If derivative of a function (f(x)) is another function(g(x)) then, this holds for the series terms of the functions.
My question is If one knows this derivation relation Just two equal labelled series terms of two other functions. And one term is exactly the differential of the other Then can we generelize this relation for the "big " functions?
Thanx

2. Jun 10, 2008

### mathman

Your message is confusing. Among other things what are "big" functions? Also what do mean by "equally labelled series"?

3. Jun 10, 2008

### fresnelspot

:)

by "big " functions i mean the sum of all terms .
by "equal labelled" i mean they both will be the nth terms of the series expansions they belong.

4. Jun 10, 2008

### Defennder

Let me see if I understand this. You're saying that a function f(x) is a derivative of another function g(x) if the nth term of f(x) is a derivative of the (n+1)th term of the power series of g(x)? Or are you asking if the converse is true? Or something else entirely?

5. Jun 11, 2008

### rbj

just to be clear with Defennder's question, if

$$f(x) = \sum_{n=0}^{+\infty} a_n x^n$$

and

$$g(x) = \sum_{n=0}^{+\infty} b_n x^n$$

and $f(x) = (d/dx)g(x)$

then we know that

$$a_n = (n+1)b_{n+1} \ \ \ \forall n \ge 0$$

knowing all of the an is sufficient to tell us what the bn are except for b0, which is information that is lost forever when g(x) is differentiated.

dunno if that is the question that was asked.

6. Jun 11, 2008

### fresnelspot

I am very sorry for my verbal skills .The problem is confusing for me so it becomes more difficult to explain it in words.
My problem is this :
The concept is clear when we see the relation between f and g and reflect this relation to the series terms.

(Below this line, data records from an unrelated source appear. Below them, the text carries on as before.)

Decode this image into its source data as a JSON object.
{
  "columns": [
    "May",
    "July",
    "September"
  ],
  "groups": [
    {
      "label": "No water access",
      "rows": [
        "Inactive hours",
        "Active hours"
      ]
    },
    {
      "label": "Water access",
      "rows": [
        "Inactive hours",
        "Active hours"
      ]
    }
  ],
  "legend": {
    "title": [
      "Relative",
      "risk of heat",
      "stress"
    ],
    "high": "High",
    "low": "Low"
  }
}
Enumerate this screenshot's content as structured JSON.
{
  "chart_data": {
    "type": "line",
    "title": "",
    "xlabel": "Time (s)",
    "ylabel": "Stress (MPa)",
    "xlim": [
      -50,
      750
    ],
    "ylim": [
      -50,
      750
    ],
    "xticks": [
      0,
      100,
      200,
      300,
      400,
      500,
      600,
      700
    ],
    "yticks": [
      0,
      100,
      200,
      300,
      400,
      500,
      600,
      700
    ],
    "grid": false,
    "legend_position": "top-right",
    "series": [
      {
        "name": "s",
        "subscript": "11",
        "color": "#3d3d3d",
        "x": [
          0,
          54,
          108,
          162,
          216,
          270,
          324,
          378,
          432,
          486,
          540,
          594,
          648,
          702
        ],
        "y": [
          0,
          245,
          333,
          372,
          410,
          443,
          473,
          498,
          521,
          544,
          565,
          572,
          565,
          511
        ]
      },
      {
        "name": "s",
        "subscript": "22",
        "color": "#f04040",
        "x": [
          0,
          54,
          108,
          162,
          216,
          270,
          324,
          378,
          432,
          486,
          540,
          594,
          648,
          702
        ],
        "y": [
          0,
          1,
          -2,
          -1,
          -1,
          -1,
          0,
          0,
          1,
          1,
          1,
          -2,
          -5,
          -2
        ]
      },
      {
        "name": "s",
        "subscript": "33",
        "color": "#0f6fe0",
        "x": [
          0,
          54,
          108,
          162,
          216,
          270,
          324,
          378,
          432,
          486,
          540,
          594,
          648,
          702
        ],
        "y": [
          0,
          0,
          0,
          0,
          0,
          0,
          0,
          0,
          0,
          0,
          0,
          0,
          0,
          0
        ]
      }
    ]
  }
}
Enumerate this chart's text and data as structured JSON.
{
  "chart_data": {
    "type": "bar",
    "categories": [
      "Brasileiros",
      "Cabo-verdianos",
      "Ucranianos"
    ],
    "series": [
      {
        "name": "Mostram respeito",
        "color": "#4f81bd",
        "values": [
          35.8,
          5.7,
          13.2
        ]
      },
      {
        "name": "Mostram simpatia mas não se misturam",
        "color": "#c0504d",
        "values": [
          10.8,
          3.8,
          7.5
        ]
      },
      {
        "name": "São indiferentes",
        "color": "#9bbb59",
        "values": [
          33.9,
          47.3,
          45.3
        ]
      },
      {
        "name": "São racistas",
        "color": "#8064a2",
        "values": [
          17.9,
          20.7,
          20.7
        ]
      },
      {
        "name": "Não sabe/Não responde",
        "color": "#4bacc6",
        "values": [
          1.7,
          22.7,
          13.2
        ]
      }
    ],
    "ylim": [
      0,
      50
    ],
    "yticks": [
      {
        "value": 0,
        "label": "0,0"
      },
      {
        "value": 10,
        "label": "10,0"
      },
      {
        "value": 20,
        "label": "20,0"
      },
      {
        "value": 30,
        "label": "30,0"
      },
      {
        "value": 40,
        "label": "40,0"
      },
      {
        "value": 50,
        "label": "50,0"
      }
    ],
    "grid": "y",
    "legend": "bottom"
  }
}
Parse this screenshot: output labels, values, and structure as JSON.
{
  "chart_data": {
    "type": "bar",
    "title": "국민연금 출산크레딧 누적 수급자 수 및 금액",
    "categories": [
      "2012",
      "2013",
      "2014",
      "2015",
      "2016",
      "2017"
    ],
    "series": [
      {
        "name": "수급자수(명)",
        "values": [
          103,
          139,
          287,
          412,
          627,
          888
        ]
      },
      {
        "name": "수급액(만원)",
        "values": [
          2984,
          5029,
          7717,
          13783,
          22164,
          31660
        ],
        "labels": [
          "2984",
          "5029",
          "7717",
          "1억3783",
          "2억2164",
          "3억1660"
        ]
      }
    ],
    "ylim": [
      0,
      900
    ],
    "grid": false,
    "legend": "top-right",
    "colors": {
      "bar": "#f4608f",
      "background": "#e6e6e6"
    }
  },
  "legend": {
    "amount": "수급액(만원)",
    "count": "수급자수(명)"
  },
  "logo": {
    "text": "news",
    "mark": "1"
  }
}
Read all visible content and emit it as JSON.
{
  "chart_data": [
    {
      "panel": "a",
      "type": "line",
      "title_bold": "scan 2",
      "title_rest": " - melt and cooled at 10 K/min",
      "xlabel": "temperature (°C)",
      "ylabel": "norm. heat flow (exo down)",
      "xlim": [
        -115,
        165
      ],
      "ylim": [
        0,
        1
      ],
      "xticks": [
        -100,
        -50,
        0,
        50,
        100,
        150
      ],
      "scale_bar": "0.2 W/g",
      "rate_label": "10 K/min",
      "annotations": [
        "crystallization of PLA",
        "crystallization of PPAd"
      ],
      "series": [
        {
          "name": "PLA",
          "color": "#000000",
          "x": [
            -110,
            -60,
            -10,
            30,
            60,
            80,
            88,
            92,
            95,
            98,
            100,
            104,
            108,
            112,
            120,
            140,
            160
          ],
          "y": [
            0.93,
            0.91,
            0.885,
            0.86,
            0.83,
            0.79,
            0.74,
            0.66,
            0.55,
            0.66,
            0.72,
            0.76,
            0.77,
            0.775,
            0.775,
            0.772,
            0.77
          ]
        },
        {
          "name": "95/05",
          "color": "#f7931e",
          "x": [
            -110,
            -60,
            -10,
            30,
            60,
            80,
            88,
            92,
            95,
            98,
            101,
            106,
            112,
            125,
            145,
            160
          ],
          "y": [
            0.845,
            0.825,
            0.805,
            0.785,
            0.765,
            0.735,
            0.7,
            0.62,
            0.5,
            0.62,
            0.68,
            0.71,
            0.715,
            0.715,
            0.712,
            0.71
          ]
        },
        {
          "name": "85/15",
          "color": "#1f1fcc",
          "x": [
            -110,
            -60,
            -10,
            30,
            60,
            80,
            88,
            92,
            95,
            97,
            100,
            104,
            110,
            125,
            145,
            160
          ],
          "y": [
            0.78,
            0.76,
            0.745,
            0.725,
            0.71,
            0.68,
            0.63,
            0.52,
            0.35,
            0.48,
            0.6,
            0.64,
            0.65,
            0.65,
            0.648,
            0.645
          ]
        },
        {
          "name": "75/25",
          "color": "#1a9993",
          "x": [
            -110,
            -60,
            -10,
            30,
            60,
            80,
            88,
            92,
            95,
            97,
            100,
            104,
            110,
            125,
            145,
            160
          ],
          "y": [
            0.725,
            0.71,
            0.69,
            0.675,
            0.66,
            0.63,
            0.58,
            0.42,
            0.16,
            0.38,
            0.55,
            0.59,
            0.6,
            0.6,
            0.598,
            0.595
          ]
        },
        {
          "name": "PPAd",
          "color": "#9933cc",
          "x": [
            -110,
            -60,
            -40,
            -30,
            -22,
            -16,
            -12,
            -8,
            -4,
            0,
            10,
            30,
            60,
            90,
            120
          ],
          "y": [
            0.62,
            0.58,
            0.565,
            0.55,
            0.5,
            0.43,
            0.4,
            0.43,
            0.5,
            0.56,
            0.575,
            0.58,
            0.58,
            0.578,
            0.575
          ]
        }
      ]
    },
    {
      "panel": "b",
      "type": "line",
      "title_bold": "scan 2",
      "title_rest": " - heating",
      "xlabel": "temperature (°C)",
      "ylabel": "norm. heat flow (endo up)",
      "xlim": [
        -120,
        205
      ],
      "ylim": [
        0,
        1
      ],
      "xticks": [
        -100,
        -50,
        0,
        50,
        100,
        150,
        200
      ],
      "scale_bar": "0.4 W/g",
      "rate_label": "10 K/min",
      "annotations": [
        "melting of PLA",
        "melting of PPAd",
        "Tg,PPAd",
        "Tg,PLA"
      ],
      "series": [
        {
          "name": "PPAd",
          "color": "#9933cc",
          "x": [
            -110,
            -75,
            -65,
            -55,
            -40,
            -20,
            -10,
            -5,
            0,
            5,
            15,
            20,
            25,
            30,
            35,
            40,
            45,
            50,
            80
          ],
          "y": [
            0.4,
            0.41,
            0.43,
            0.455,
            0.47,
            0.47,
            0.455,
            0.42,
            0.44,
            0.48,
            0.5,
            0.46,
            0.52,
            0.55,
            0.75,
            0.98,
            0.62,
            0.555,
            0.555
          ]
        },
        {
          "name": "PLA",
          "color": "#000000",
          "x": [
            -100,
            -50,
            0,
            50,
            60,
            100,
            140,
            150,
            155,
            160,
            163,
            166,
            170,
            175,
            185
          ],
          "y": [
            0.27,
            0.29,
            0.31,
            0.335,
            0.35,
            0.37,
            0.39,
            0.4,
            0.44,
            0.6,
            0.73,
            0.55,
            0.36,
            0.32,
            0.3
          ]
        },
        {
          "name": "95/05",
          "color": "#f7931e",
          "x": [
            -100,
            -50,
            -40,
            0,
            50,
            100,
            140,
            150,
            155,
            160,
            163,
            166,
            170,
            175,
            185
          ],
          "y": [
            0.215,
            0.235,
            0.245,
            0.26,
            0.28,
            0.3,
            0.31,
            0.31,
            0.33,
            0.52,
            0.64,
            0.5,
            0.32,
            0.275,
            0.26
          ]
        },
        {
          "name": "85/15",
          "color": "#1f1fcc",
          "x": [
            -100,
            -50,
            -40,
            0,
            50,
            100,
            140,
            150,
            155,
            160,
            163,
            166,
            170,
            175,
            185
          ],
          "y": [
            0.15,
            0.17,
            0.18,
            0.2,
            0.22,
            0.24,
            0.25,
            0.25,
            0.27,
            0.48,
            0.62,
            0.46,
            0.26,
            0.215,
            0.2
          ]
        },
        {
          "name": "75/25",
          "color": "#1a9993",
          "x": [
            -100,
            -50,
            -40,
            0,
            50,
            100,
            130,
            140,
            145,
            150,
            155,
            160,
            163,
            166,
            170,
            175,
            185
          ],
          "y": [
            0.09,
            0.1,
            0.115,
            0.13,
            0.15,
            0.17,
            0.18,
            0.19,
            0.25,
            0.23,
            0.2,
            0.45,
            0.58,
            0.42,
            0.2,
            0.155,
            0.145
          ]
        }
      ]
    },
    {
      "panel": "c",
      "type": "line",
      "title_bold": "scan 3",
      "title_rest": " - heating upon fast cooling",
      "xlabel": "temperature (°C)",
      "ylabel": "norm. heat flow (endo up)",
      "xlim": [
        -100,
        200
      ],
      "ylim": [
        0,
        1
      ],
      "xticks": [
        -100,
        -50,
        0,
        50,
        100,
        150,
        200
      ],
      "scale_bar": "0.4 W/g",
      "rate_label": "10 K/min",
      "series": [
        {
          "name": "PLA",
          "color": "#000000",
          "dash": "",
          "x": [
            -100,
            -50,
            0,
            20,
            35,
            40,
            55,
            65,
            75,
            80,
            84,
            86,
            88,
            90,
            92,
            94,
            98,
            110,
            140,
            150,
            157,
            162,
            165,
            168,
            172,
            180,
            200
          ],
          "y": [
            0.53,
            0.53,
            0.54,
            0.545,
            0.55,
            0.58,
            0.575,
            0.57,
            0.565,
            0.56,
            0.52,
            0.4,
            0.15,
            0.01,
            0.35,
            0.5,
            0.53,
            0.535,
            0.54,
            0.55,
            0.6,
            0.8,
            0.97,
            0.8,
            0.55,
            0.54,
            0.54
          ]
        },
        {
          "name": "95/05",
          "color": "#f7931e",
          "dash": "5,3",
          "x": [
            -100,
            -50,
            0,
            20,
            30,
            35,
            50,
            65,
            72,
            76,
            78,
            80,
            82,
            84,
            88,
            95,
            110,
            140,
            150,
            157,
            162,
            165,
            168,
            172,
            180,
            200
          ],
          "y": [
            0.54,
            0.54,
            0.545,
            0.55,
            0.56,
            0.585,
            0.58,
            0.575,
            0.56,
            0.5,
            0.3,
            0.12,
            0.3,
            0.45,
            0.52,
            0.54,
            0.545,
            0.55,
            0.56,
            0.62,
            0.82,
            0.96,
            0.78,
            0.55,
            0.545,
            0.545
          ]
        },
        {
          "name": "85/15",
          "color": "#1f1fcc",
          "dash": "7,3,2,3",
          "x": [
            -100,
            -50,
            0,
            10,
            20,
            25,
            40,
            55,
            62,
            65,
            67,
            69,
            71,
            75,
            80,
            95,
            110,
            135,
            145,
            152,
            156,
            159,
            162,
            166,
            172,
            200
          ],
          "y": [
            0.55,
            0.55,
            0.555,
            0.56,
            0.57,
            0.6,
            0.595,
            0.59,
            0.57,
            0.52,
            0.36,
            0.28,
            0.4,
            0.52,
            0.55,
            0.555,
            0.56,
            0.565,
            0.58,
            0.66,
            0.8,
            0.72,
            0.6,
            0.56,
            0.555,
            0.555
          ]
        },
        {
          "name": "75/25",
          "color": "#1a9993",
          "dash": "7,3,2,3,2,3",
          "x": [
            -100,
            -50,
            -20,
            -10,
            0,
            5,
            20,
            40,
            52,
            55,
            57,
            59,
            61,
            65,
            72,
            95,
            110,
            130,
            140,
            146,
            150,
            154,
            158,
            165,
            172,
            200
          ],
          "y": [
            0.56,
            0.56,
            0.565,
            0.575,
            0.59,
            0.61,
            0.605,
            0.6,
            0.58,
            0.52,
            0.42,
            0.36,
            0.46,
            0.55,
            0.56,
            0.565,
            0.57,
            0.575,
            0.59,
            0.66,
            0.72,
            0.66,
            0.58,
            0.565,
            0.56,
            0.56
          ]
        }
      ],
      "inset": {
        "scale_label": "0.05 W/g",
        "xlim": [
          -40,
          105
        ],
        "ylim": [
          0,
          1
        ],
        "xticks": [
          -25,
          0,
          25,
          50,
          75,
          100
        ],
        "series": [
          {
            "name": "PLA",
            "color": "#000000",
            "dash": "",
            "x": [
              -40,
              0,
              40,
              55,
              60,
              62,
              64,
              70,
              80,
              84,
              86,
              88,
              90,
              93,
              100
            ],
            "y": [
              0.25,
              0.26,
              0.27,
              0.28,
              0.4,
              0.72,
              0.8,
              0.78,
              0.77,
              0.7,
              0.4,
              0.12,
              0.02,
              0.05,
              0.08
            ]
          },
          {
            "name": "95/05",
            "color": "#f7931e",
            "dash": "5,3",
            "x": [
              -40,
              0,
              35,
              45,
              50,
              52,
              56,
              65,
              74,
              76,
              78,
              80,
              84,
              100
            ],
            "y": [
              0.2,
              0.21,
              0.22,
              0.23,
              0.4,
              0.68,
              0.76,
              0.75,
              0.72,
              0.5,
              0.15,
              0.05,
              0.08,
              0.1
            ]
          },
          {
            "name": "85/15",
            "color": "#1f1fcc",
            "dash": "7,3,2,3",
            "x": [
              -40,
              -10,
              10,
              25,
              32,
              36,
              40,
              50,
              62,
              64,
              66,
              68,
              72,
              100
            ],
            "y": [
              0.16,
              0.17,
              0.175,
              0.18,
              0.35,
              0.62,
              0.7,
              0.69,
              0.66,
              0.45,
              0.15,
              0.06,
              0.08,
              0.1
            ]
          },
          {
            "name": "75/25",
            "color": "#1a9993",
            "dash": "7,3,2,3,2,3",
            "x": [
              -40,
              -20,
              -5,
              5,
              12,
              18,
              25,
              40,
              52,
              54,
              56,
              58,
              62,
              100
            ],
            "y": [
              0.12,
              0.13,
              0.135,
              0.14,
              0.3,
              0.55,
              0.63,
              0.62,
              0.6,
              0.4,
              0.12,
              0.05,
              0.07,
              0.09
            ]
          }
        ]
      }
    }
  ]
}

What if we know there is a derivation relation between two terms ( we only know these terms . For example we have experient data of these two functions for a limited region . they are both kth series terms of their function ) . Can we generalize this derivation relation to the functions

7. Jun 11, 2008

### rbj

no, only knowing that

$$a_n = (n+1)b_{n+1}$$

for some particular n is not sufficient to say that $f(x) = (d/dx)g(x)$. you must know that

$$a_n = (n+1)b_{n+1} \ \ \ \forall \ n \ge 0$$

which means for all $\ n \ge 0 \$ to be able to conclude that $f(x) = (d/dx)g(x)$.

8. Jun 11, 2008

thanx